Entstanden ist der Dancefloor-Rocker zuerst mit einem Scribble dirket in Illustrator. Danach die Ebene transparenter machen und den Sketch nachzeichen. Kontur, Flächen, Schatten/Strukturen. Dabei 'n bisschen coole Musik und der Stift tanzt über's Grafiktablett ;) Wir sehen uns auf der nächsten Party, hehe ; )" Wir nicken und heben die Daumen. Hier dafür abstimmen :-)

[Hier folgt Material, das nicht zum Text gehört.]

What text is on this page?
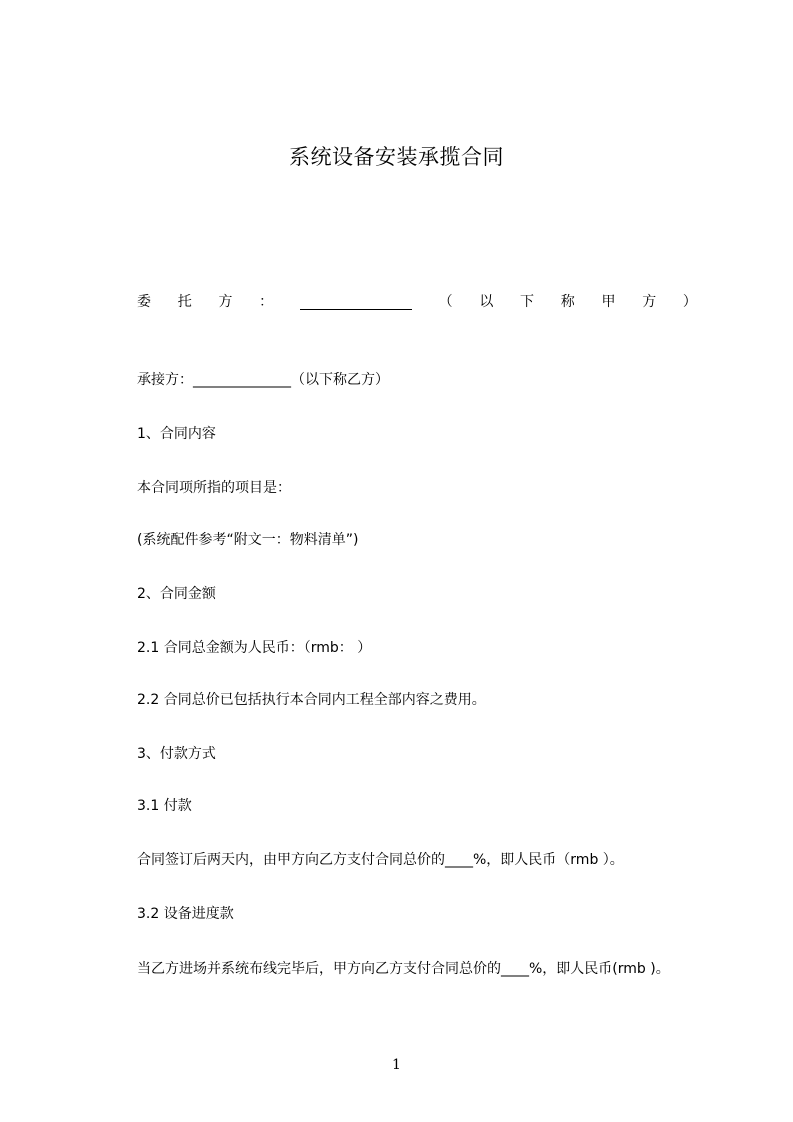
系统设备安装承揽合同
委 托 方 ：	（ 以 下 称 甲 方 ）
承接方：______________（以下称乙方）
1、合同内容
本合同项所指的项目是：
(系统配件参考“附文一：物料清单”)
2、合同金额
2.1 合同总金额为人民币：（rmb： ）
2.2 合同总价已包括执行本合同内工程全部内容之费用。
3、付款方式
3.1 付款
合同签订后两天内，由甲方向乙方支付合同总价的____%，即人民币（rmb ）。
3.2 设备进度款
当乙方进场并系统布线完毕后，甲方向乙方支付合同总价的____%，即人民币(rmb )。
1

Die Geschichte zu 101 Pirates von WSTYRTM lassen wir mal einfach so im O-Ton stehen:
"11.22 Uhr Physiksaal. Gemerkt dass ich in der Kursarbeit garnix peile.
11.23-11.59 Uhr Wildes rumgekritzel auf dem Schmierblatt. Dabei die Geburt des ersten der Skellettpiratenzombies, 100 weitere sollen folgen (nicht mehr während der Kursarbeit, dazu war die Zeit zu knapp). Bild hier:
http://42neun5.de/wstyrtm_data/scribble_physik1.jpg
12.00 Uhr Gemerkt, dass ich in der Nacht zuvor noch 'nen Spickzettel geschrieben habe.
12.10 Uhr Abgabe.
Fazit: Ärger vom Lehrer, 1 Punkt in Phyisk und 1 neues Shirtdesign. Ahja, der umgekehrte Pirat ist der Kapitän, weil der sagt 'Yo'."
Wir wünschen dir bei unserem Contest mehr Punkte als bei der Kursarbeit und Danke für deinen selbstlosen Einsatz für RiotCreations! Glück auf! ;-)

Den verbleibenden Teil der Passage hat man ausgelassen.